На выходе из парка стоял пивной ларек, возле которого толпилось с десяток мужчин, в основном пожилых.
– Ого! – воскликнул Малышев. – Есть пиво и нет очереди! Немен зи бир, Франц? – спросил он и, заметив движение руки немца к боковому карману пиджака, предупредил, бренча в ладони серебром: – Их бевиртен дих.[14]
Дитерикс согласно закивал головой: для него принять угощение пивом являлось знаком внимания и взаимного расположения.
Они подошли к ларьку, Малышев взял две кружки, одну протянул Дитериксу. С кружками они отошли чуть в сторону.
Малышев и Дитерикс пили пиво и смотрели вниз, на черные громадины заводов, вытянутых вдоль железной дороги.
Казалось, что и влево, и вправо тянутся они бесконечной чередой, пропадая за горизонтом. Чадили десятки труб, дым смешивался с паром и висел почти неподвижно над почернелыми корпусами, над причудливыми башнями коксовых батарей, над железным кружевом, оплетающем доменные печи. Багровое пламя вырывалось то здесь, то там; черные, бурые, сизые, фиолетовые и прочей расцветки дымы вспухали из этого пламени, извергались из высоких и низких труб, закручивались в спирали, чернели и вспыхивали буйным разноцветьем, пронизываемые ярким солнцем, – и там, в этом аду, работали сейчас люди, оттуда они только что вернулись сами.

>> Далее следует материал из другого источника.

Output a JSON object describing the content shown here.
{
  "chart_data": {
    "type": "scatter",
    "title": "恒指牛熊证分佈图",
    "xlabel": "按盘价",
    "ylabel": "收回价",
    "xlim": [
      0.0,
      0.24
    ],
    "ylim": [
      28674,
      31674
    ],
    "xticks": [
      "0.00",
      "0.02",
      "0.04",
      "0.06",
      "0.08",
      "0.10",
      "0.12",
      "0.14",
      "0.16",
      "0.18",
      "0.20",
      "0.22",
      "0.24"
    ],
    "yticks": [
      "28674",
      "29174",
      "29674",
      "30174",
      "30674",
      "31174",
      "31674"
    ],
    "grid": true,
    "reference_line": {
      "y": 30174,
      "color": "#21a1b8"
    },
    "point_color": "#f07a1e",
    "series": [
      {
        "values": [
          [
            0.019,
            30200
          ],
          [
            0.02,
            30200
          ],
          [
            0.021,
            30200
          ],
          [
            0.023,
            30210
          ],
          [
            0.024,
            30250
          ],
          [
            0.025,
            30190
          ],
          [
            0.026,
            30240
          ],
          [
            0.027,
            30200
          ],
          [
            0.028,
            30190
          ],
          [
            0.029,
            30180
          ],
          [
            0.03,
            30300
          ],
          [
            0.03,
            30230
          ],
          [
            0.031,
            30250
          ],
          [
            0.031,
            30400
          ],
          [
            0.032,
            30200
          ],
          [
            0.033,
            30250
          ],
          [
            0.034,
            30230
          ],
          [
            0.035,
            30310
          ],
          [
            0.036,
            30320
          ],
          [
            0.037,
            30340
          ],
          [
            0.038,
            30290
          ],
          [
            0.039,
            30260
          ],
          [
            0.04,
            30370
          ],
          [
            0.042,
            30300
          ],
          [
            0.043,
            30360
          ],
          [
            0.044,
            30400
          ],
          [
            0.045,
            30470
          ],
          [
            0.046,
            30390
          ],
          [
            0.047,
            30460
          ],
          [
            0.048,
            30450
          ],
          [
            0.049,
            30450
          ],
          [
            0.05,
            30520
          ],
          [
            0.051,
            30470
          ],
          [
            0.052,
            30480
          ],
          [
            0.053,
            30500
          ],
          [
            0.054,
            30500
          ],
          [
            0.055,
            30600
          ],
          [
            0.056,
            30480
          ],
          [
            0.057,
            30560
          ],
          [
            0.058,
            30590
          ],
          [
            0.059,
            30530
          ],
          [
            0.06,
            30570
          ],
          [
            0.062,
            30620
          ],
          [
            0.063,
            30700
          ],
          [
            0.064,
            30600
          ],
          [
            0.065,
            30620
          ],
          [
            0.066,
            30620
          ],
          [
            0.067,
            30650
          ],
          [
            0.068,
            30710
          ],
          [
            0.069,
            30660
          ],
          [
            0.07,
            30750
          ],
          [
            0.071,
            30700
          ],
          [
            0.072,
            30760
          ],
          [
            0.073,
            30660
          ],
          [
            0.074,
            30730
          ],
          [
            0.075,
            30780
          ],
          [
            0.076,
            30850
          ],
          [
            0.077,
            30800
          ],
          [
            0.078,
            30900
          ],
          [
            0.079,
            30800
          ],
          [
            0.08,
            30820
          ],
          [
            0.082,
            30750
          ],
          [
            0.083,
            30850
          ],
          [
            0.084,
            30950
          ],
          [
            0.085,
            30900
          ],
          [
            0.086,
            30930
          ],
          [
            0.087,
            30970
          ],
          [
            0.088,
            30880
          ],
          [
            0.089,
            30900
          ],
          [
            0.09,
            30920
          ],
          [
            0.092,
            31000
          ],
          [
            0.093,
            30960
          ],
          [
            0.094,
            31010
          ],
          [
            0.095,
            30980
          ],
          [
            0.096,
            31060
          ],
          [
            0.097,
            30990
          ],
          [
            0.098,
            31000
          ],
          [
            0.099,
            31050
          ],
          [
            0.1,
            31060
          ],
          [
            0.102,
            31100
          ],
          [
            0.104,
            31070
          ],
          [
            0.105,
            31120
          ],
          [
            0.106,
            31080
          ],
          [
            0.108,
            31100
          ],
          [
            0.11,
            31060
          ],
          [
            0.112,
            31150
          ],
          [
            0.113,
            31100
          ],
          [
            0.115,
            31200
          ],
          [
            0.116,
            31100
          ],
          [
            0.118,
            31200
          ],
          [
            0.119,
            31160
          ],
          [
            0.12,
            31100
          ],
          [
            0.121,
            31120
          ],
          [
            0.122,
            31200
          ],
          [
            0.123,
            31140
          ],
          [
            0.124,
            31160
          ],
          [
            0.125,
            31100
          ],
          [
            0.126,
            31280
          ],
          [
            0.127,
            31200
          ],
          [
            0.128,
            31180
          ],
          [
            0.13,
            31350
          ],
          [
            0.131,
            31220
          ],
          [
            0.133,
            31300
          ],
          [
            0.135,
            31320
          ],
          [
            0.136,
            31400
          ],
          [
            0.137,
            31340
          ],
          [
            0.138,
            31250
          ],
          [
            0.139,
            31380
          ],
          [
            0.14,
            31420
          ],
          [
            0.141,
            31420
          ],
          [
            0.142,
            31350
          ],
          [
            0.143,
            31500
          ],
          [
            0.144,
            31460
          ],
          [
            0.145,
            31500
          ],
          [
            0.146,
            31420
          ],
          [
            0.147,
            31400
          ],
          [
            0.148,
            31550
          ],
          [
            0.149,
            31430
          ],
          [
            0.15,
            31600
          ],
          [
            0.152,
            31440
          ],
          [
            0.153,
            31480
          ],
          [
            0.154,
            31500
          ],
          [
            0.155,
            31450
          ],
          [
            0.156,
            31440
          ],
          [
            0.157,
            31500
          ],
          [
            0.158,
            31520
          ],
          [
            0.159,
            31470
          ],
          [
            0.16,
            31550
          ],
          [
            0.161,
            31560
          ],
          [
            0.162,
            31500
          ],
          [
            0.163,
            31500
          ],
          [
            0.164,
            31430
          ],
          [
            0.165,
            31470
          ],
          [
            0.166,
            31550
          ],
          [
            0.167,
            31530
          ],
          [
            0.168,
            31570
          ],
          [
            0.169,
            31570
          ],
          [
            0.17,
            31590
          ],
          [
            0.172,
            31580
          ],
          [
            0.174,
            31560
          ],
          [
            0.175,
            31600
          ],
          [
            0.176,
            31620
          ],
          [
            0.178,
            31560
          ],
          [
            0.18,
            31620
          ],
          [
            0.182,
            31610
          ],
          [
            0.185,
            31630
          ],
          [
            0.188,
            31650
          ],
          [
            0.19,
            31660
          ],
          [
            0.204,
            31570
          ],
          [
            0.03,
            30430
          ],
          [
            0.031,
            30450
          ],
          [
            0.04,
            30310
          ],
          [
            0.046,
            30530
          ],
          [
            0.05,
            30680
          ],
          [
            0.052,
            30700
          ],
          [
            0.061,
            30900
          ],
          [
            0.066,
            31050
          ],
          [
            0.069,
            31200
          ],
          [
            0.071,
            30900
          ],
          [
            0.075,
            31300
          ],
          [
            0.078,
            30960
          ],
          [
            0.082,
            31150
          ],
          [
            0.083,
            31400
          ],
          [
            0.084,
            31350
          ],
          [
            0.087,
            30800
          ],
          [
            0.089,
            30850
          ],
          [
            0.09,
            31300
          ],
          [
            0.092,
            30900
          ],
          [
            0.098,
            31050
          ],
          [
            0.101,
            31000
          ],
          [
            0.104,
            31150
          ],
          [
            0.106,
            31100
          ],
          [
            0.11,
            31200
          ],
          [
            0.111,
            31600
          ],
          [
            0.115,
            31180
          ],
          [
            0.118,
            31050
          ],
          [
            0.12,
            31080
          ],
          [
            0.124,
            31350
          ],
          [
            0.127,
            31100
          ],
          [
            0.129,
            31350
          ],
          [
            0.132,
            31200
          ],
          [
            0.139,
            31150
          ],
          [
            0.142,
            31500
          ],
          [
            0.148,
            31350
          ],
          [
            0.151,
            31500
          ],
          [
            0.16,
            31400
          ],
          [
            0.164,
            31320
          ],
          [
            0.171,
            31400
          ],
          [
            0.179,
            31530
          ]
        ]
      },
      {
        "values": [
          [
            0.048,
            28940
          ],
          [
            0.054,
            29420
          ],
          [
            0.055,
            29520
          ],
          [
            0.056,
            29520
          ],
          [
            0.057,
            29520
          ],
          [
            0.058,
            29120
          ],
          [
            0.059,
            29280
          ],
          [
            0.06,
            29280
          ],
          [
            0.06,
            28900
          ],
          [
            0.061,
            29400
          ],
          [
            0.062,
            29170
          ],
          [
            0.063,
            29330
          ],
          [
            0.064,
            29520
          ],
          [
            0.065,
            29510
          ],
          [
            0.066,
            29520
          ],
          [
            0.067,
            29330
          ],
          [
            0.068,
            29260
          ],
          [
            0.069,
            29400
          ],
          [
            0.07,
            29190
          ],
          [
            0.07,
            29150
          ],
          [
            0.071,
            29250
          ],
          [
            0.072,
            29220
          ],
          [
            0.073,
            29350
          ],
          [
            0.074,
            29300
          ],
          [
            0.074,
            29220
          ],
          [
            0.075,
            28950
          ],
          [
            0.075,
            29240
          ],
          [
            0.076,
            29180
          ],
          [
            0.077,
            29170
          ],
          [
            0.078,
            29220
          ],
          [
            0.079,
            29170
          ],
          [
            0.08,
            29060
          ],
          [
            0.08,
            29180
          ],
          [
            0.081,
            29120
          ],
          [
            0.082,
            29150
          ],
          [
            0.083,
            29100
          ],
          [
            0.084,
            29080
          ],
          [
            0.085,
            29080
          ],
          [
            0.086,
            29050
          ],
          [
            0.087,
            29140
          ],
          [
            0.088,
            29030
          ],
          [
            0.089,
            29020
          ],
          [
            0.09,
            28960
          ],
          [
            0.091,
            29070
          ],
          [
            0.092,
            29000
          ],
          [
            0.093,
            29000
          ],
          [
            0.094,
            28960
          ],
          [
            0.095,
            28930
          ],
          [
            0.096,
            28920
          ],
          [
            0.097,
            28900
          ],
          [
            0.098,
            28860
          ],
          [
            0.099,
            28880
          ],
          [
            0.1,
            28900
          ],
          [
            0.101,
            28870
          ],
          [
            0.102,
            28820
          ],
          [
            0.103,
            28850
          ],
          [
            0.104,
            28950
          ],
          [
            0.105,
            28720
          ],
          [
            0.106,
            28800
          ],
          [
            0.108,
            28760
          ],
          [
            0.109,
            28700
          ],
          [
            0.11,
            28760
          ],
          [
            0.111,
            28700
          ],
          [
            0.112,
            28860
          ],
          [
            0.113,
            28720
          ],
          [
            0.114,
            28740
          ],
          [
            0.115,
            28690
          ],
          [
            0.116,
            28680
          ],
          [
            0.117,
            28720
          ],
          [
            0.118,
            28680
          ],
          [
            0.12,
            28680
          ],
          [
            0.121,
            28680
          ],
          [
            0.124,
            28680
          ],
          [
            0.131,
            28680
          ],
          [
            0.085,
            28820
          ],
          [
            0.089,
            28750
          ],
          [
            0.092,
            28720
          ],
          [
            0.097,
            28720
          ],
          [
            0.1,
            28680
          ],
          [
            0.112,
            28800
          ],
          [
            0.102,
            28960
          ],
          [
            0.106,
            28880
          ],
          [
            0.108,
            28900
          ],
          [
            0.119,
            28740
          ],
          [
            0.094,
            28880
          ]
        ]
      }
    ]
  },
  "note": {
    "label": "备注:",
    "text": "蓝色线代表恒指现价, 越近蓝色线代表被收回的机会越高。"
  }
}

По железной дороге катился длинный состав товарных вагонов, катился куда-то на север. На открытых платформах лежали связки труб, проката, арматуры, железного листа, стояли ящики, контейнеры, что-то было тщательно укутано брезентом, виднелись часовые с винтовками; громыхали между открытыми платформами и тяжелые пульманы, и желтые цистерны с какой-то химией. Дым от спаренных паровозов тянулся над составом, сваливаясь к заводским корпусам. Навстречу товарняку с воем катил на юг скорый московский поезд, блестя вымытыми зелеными вагонами – поскорее, поскорее из этого ада к теплому морю, к чистому воздуху.
Но Дитерикс и Малышев смотрели на эту картину без ужаса. Они смотрели на нее почти с восторгом, пораженные творением человеческих рук, собственным творением.
– О! – воскликнул Дитерикс, не находя слов. – Рур такая есть ландшафт! Очень есть такая ландшафт! – Покачал головой, в который раз молча удивляясь тому, как русские умудрились выстоять в войне, потеряв такое количество заводов? Поразительно и ничем не объяснимо!
– А что, Фриц, – спросил стоящий рядом замухрышистый мужичонка с плутоватыми маленькими глазками, – пиво-то, небось, у вас получше нашего?
– О пиво! Немецки пиво есть самый полючче пиво аллес вельт![15]
– восторженно произнес Дитерикс. – Немецки пиво…– Немецки пиво, немецки пиво! – раздраженно перебил его другой рабочий с заросшим щетиной лицом. – Пьешь русское, а хвалишь немецкое. Пивали мы и немецкое. Такое же дерьмо! У нас до войны тоже было пиво – пальчики оближешь.